Volume 1, Issue 5 (September 1973)
Contributions of Selected Residual Elements to the Radiation Embrittlement Sensitivity of Steel Forgings
Residual impurity element content has a major influence on the sensitivity of low alloy steels to radiation-induced embrittlement. The identification of phosphorus as highly detrimental to irradiation performance has made tin, arsenic, and antimony additional suspect elements.
The influence of tin, arsenic, and antimony on elevated temperature radiation embrittlement sensitivity was explored using a series of seven experimental NiCrMoV forgings. The forgings represented high and low phosphorus contents in addition to statistical variations of tin, arsenic, and antimony content. Assessments of relative radiation sensitivity involved the exposure of Charpy-V specimens at 550°F (288°C) to 3.1 × 1019 n/cm2 > 1 MeV.
Postirradiation observations indicate that tin, arsenic, and antimony do not contribute directly to radiation embrittlement sensitivity, either individually or in combination, for the composition range studied.
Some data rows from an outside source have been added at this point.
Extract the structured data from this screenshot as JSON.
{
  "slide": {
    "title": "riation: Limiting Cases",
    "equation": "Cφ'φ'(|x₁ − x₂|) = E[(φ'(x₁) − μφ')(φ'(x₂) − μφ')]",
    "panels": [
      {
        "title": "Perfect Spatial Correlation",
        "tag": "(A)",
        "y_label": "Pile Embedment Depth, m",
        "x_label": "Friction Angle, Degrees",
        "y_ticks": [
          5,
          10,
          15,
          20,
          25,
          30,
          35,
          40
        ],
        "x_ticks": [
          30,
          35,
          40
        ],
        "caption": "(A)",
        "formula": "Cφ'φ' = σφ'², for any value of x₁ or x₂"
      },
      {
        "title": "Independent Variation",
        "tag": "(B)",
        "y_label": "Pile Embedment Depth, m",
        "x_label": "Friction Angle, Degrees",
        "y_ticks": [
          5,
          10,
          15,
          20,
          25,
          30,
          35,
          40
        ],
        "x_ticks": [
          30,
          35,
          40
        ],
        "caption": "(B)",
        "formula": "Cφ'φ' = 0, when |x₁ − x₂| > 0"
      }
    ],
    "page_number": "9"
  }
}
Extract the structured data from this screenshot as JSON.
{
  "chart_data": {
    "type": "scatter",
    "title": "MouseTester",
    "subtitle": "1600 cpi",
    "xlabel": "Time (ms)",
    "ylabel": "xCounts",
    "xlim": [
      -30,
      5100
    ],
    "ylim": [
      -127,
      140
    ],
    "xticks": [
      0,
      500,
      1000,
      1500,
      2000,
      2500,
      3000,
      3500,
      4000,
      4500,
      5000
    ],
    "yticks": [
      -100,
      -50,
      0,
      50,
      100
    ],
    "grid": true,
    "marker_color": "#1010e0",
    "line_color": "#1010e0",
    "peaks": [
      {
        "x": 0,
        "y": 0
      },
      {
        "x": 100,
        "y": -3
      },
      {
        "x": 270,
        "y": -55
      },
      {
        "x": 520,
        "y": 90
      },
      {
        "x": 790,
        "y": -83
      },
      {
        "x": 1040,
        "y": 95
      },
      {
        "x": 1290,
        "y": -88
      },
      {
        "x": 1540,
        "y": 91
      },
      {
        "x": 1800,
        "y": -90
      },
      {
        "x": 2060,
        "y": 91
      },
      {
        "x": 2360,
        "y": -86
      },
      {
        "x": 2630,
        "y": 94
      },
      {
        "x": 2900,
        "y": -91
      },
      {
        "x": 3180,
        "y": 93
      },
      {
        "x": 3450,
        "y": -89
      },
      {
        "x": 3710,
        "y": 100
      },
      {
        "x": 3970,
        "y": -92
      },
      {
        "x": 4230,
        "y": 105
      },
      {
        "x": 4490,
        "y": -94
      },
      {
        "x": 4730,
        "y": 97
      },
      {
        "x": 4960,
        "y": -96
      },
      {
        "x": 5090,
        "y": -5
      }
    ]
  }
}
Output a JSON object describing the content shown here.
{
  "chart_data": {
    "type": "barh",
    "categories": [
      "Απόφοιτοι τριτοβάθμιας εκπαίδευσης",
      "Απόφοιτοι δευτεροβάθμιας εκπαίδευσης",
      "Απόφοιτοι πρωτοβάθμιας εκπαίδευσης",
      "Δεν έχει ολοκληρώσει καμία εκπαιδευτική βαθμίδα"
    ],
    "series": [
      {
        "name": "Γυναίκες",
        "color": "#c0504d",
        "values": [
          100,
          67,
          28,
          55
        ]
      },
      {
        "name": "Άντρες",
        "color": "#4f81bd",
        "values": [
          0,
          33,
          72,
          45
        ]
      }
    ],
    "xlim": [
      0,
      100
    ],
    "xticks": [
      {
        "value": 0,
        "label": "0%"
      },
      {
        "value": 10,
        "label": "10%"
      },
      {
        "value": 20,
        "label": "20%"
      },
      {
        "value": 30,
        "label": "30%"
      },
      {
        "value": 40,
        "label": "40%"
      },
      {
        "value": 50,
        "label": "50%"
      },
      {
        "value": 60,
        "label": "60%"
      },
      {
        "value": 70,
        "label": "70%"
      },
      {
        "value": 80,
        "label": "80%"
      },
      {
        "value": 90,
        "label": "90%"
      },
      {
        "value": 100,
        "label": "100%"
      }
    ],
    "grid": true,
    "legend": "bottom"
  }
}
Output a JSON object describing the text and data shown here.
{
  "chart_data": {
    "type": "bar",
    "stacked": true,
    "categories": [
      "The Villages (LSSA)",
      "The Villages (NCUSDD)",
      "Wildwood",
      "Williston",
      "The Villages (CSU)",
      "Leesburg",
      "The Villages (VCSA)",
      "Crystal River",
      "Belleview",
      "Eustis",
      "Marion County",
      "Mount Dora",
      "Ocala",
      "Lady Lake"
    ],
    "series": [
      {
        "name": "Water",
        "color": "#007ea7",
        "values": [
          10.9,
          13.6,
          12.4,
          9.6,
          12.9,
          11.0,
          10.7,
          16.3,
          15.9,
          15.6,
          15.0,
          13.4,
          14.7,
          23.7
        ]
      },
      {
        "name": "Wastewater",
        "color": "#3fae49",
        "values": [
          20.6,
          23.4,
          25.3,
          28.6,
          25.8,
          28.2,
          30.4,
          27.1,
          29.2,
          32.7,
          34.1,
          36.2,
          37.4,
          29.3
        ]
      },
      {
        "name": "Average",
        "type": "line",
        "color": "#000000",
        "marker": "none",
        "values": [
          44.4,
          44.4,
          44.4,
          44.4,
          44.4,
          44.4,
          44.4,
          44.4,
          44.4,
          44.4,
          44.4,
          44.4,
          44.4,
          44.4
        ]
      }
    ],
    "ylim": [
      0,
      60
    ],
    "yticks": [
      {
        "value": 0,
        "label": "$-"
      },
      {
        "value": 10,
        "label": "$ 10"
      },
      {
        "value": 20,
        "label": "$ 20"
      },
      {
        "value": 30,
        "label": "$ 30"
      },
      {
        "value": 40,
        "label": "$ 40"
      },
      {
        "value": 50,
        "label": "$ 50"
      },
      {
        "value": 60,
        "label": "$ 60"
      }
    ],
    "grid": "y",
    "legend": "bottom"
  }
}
In contrast, phosphorus (∼0.015 percent P) was observed to have a pronounced detrimental effect on radiation embrittlement resistance. Significantly, the contribution of phosphorus to radiation embrittlement sensitivity was found to be greatly reduced by a high (100–150 ppm) tin content. The phosphorus-tin interaction appears to be independent of both antimony and molybdenum content for the levels investigated but may be dependent on a high (∼150 ppm) arsenic content. Points of similarity and non-similarity in the influence of phosphorus and tin on radiation embrittlement and temper embrittlement behavior are described.
Postirradiation observations confirm that impurity restrictions have significant capability for improving the radiation embrittlement resistance of low alloy steel forgings.